Ice cream sandwiches!
August 16, 2007 5:48 PM   Subscribe

I'd like to make ice cream sandwiches at home, but don't want to use cookies or brownies. I'd like a recipe to make the cake-like part of the sandwich, as shown here. I'm having trouble finding a recipe - googling brings me a barrage of recipes using all the things I don't want. Does anyone know the recipe for the traditional chocolate 'cakes' I'm craving?
posted by youngergirl44 to Food & Drink (9 answers total) 13 users marked this as a favorite
 
To make the sandwich cakey, you just need to use a cake recipe.
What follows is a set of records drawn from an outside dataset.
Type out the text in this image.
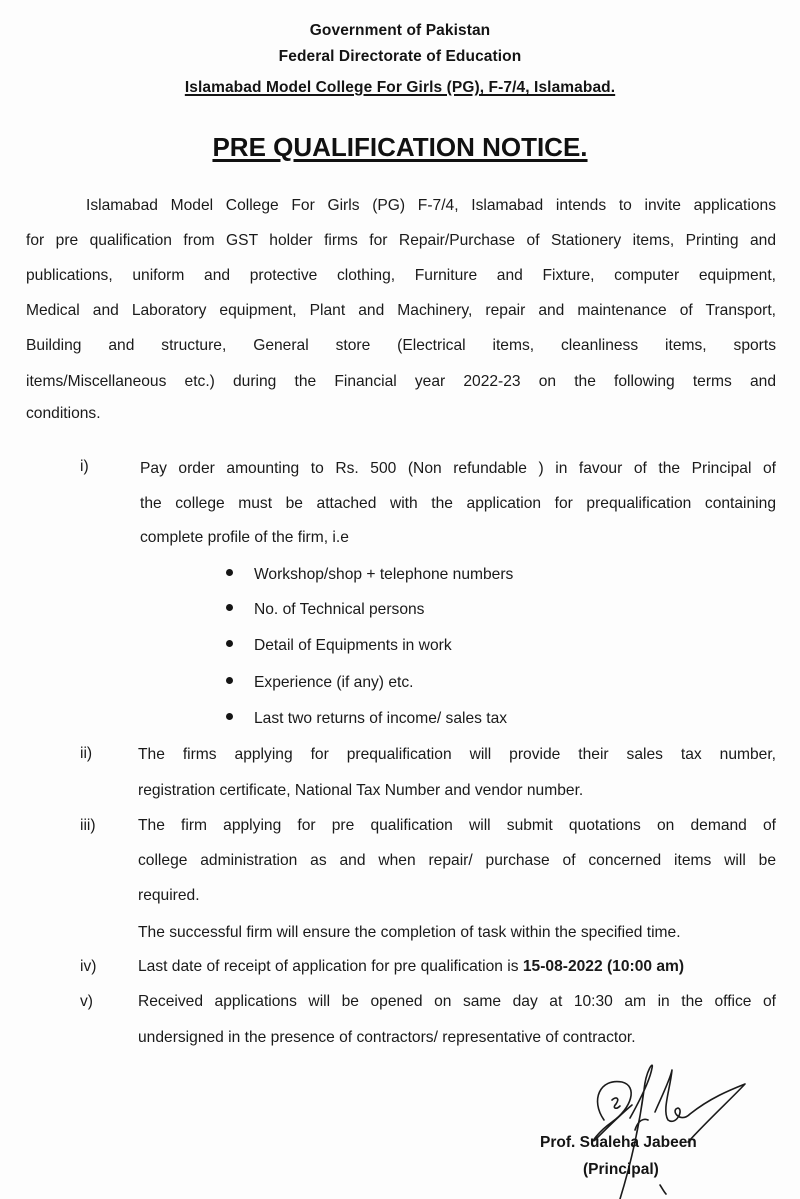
Government of Pakistan
Federal Directorate of Education
Islamabad Model College For Girls (PG), F-7/4, Islamabad.
PRE QUALIFICATION NOTICE.
Islamabad Model College For Girls (PG) F-7/4, Islamabad intends to invite applications
for pre qualification from GST holder firms for Repair/Purchase of Stationery items, Printing and
publications, uniform and protective clothing, Furniture and Fixture, computer equipment,
Medical and Laboratory equipment, Plant and Machinery, repair and maintenance of Transport,
Building and structure, General store (Electrical items, cleanliness items, sports
items/Miscellaneous etc.) during the Financial year 2022-23 on the following terms and
conditions.
i)	Pay order amounting to Rs. 500 (Non refundable ) in favour of the Principal of
the college must be attached with the application for prequalification containing
complete profile of the firm, i.e
Workshop/shop + telephone numbers
No. of Technical persons
Detail of Equipments in work
Experience (if any) etc.
Last two returns of income/ sales tax
ii)	The firms applying for prequalification will provide their sales tax number,
registration certificate, National Tax Number and vendor number.
iii)	The firm applying for pre qualification will submit quotations on demand of
college administration as and when repair/ purchase of concerned items will be
required.
The successful firm will ensure the completion of task within the specified time.
iv)	Last date of receipt of application for pre qualification is 15-08-2022 (10:00 am)
v)	Received applications will be opened on same day at 10:30 am in the office of
undersigned in the presence of contractors/ representative of contractor.
Prof. Sualeha Jabeen
(Principal)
What you do is get a devil's food cake mix (not regular chocolate - it won't taste rich enough after being frozen) and make the recipe without using water. This recipe is pretty much exactly what I do, except I use a bit more butter and a bit less crisco. Try it - your sandwiches will taste exactly like what you get in the store.
posted by iconomy at 5:56 PM on August 16, 2007


If it helps any, I know that the supermarket brand of chocolate wafers tastes just like the outside part of the ice cream sandwich. I layer softened vanilla bean ice cream atop of them spread out in a cookie tin with edges, re-freeze, and then cut them into squares.
posted by WaterSprite at 5:58 PM on August 16, 2007


On a lark, on year, I made Mr.Coevals Moon Pies for his birthday. Here is one recipe, just substitute ice cream for the marshmallow fluff center.
posted by coevals at 6:44 PM on August 16, 2007


Maybe a recipe for whoopie pies or black and whites?
posted by brujita at 7:39 PM on August 16, 2007


WaterSprite is right- you want a thin chocolate wafer/cookie recipe. They seem more moist and cakelike in the packaged ice cream sandwiches because they've absorbed moisture. But they are cookies. Cake crumb is not dense enough for ice cream sandwiches like that.
posted by oneirodynia at 9:33 PM on August 16, 2007


Yeah.
You want to bake your cakes to be crunchy and almost waferlike for your ice cream sandwich, because the cookie absorbs a lot of moisture, and if you did it with an already soft cookie, i wuld fall apart.
posted by The Esteemed Doctor Bunsen Honeydew at 11:25 PM on August 16, 2007


I used to buy those exact cookies in bulk at a local bulk food store. Like previous poster have said, it's a cookie. When baked, it's quite crisp. It softens after being frozen with the icecream. You should really let it sit for a day after making them, as otherwise the cookie is still too firm and you tend to smush the ice cream out when you bite in.
posted by GuyZero at 6:52 AM on August 17, 2007


Actually, I forget myself, it's a biscuit. Stale biscuits go soft, stale cookies go hard. (cf. The Fourth Bear)
posted by GuyZero at 6:54 AM on August 17, 2007


Good information and recipes in this Washington Post article from a couple of weeks ago.